К. Мазовский. Птичий праздник (Записки ученика Петербургского городского училища)



   Я считал себя уже большим, так как перешёл в третий класс городского училища, но родители по-прежнему заставляли меня надевать ненавистный башлык на голову по-"девчонски", напяливать до самых бровей. На лестнице я развязывал башлык и надевал по-своему – на уши, как носили солдаты. Всё же в одном меня уже признавали взрослым: я один, без всяких провожатых, ездил по большим праздникам к тёте Ане. Тётя Аня жила на Большой Охте, и добираться к ней, особенно зимой, нужно было часа полтора: сначала на трамвае до Смольного, а потом пешком через Неву, по мосткам – скрипучим доскам на сваях, вколоченных в лёд.
   На середине Невы мороз был ещё свирепее, ветер задирал полы пальто. Пешеходы, съёжившись, шли быстро-быстро, и под их шагами неумолчно скрипели мёрзлые доски. Летом здесь был перевоз: ходили пароходы, выкрашенные в тёмно-зелёный цвет, – "щитовские". Все знали, какая катастрофа разыгралась на этом перевозе в ледоход. Купчишка Щитов из жадности пустил свои пароходы раньше времени, когда лёд ещё не прошёл. Поздно вечером щитовский пароход "Архангельск", перегружённый пассажирами, охтинскими жителями, пробираясь сквозь сплошной лёд, на самой середине Невы получил пробоину и затонул.
   Зимний перевоз прежде существовал на Дворцовой набережной. Здесь, от самого моста до набережной Петербургской стороны, ходила по льду электричка с колёсным бугелем. Кроме того, от Зимнего дворца, как раз напротив Петропавловской крепости, была ледяная дорожка, обсаженная по краям ёлочками. По этой ледяной дорожке бородатые мужики на коньках, надетых на валенки, возили на Петербургскую сторону одноместные деревянные кресла с обшитыми железом полозьями. Перевоз стоил пятачок. На Охте пятачки были дороги, здесь ходили через Неву пешком.
   Тётя Аня жила на заднем дворе, в одноокошечной халупе. Рядом с халупой, за забором, высилась церковь, заслонявшая свет, поэтому в комнате всегда стояли сумерки.

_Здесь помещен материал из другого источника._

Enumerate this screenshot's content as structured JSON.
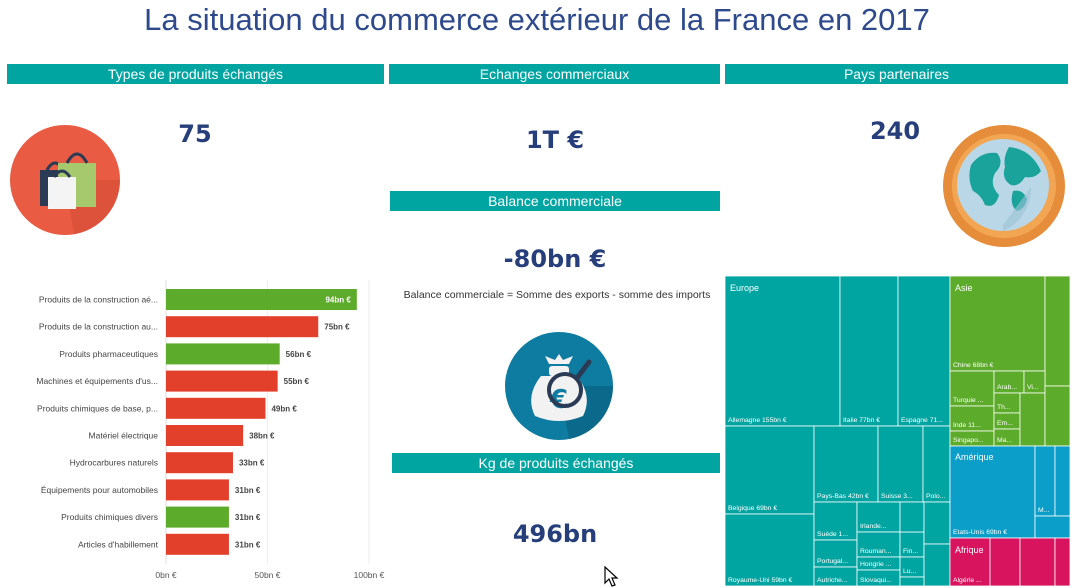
{
  "title": "La situation du commerce extérieur de la France en 2017",
  "sections": {
    "types_header": "Types de produits échangés",
    "echanges_header": "Echanges commerciaux",
    "pays_header": "Pays partenaires",
    "balance_header": "Balance commerciale",
    "kg_header": "Kg de produits échangés"
  },
  "kpis": {
    "types_count": "75",
    "echanges_value": "1T €",
    "pays_count": "240",
    "balance_value": "-80bn €",
    "kg_value": "496bn"
  },
  "balance_note": "Balance commerciale = Somme des exports - somme des imports",
  "icons": {
    "types": "shopping-bags-icon",
    "pays": "globe-icon",
    "balance": "money-bag-euro-icon"
  },
  "colors": {
    "teal": "#00a5a2",
    "green": "#5dab2a",
    "red": "#e3402c",
    "navy": "#263f7b",
    "treemap_europe": "#00a5a2",
    "treemap_asie": "#5dab2a",
    "treemap_amerique": "#0a9ec9",
    "treemap_afrique": "#d9145f"
  },
  "chart_data": [
    {
      "type": "bar",
      "orientation": "horizontal",
      "categories": [
        "Produits de la construction aé...",
        "Produits de la construction au...",
        "Produits pharmaceutiques",
        "Machines et équipements d'us...",
        "Produits chimiques de base, p...",
        "Matériel électrique",
        "Hydrocarbures naturels",
        "Équipements pour automobiles",
        "Produits chimiques divers",
        "Articles d'habillement"
      ],
      "values": [
        94,
        75,
        56,
        55,
        49,
        38,
        33,
        31,
        31,
        31
      ],
      "value_labels": [
        "94bn €",
        "75bn €",
        "56bn €",
        "55bn €",
        "49bn €",
        "38bn €",
        "33bn €",
        "31bn €",
        "31bn €",
        "31bn €"
      ],
      "bar_colors": [
        "#5dab2a",
        "#e3402c",
        "#5dab2a",
        "#e3402c",
        "#e3402c",
        "#e3402c",
        "#e3402c",
        "#e3402c",
        "#5dab2a",
        "#e3402c"
      ],
      "x_ticks": [
        "0bn €",
        "50bn €",
        "100bn €"
      ],
      "xlim": [
        0,
        100
      ]
    },
    {
      "type": "treemap",
      "groups": [
        {
          "name": "Europe",
          "color": "#00a5a2",
          "items": [
            {
              "label": "Allemagne 155bn €",
              "value": 155
            },
            {
              "label": "Italie 77bn €",
              "value": 77
            },
            {
              "label": "Espagne 71...",
              "value": 71
            },
            {
              "label": "Belgique 69bn €",
              "value": 69
            },
            {
              "label": "Royaume-Uni 59bn €",
              "value": 59
            },
            {
              "label": "Pays-Bas 42bn €",
              "value": 42
            },
            {
              "label": "Suisse 3...",
              "value": 30
            },
            {
              "label": "Polo...",
              "value": 20
            },
            {
              "label": "Suède 1...",
              "value": 15
            },
            {
              "label": "Irlande...",
              "value": 13
            },
            {
              "label": "Portugal...",
              "value": 13
            },
            {
              "label": "Rouman...",
              "value": 11
            },
            {
              "label": "Hongrie ...",
              "value": 10
            },
            {
              "label": "Autriche...",
              "value": 11
            },
            {
              "label": "Slovaqui...",
              "value": 10
            },
            {
              "label": "Fin...",
              "value": 7
            },
            {
              "label": "Lu...",
              "value": 6
            }
          ]
        },
        {
          "name": "Asie",
          "color": "#5dab2a",
          "items": [
            {
              "label": "Chine 68bn €",
              "value": 68
            },
            {
              "label": "Turquie ...",
              "value": 13
            },
            {
              "label": "Arab...",
              "value": 10
            },
            {
              "label": "Vi...",
              "value": 9
            },
            {
              "label": "Inde 11...",
              "value": 11
            },
            {
              "label": "Th...",
              "value": 8
            },
            {
              "label": "Em...",
              "value": 8
            },
            {
              "label": "Singapo...",
              "value": 9
            },
            {
              "label": "Ma...",
              "value": 7
            }
          ]
        },
        {
          "name": "Amérique",
          "color": "#0a9ec9",
          "items": [
            {
              "label": "Etats-Unis 69bn €",
              "value": 69
            },
            {
              "label": "M...",
              "value": 8
            }
          ]
        },
        {
          "name": "Afrique",
          "color": "#d9145f",
          "items": [
            {
              "label": "Algérie ...",
              "value": 10
            }
          ]
        }
      ]
    }
  ]
}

   Тётя Аня была вдовой, – торговала старьём на рынке. Покупала всякую заношенную, затёртую рвань, мыла её в растворе, составленном по своему собственному рецепту, сушила, штопала, утюжила, и вещи из её рук выходили будто новыми. В этой женщине сидел художник-реставратор. Закоченевший я стучал в маленькое оконце халупы. Сейчас же отворялась обшарпанная дверь и появлялась улыбающаяся тётя Аня. Она разматывала мой башлык, усаживала меня поближе к печке и начинала расспрашивать про домашних, про училище, про отметки. Расспрашивая меня, тётя Аня принималась готовить угощение, которое можно было найти только у неё: домашняя колбаса с квашеной капустой.
   Колбаса жарилась целиком, целым кружком: она разбухала, и при малейшем прикосновении ножа к кожице оттуда брызгал ароматный сок. После угощения наступало самое скучное для меня – чтение газеты вслух. Тётя Аня любила слушать только про политику, про Государственную думу, про дипломатов. О пожарах и убийствах, что, по моему мнению, было самым интересным в газете, тётя Аня никогда не слушала, велела пропускать. После каждой статьи или речи депутата она принималась истолковывать прочитанное, выискивая скрытый, одной ей понятный смысл.
   Я слушал её и ничего не понимал, но тёте Ане ничего другого и не требовалось: ей нужен был слушатель, всё равно какой. Иногда чтение прерывалось стуком в окно. Тётя Аня выходила в сени, с кем-то разговаривала там, лазала по приставной лесенке на чердачок и возвращалась в комнату.
   – Принесли товар, – объясняла она. – Ну, ну, читай дальше, что там сказал этот министр.
   Уходил я от неё, когда на мостках через Неву уже горели керосиновые фонари.
   Раз или два в год, не чаще, тётя Аня приходила в гости. На ней было тёмное длинное платье, расшитое блестящим чёрным бисером, который переливался искорками при каждом движении. Высокая, она казалась важной дамой, и никто бы никогда не поверил, что она торгует старьём на рынке. Казалось, эта женщина ничем другим и не должна интересоваться, как только министрами и депутатами. Когда кто-нибудь заводил речь о политике, тётя Аня поднимала палец вверх, к потолку, и таинственно произносила: "Тише, тише, тише, тише, Николай Второй на крыше", намекая этим на шнырявших повсюду сыщиков. Мне ясно представлялось, как Николай Второй, в короне и мантии, со скипетром и державой в руках, стоит на крыше, склонив ухо к дымовой трубе, и слушает, о чём говорят в квартире.
   Однажды тётя Аня явилась прямо из рынка, в большом платке, замотанном вокруг пояса, с целым ворохом своего товара. Захлопнув за собой дверь, она долго стояла, прислушиваясь, не идёт ли кто по лестнице, потом обернулась и сказала:
   – Завесьте чем-нибудь окно.
   Отец с матерью переглянулись. Тётя Аня продолжала стоять между дверьми.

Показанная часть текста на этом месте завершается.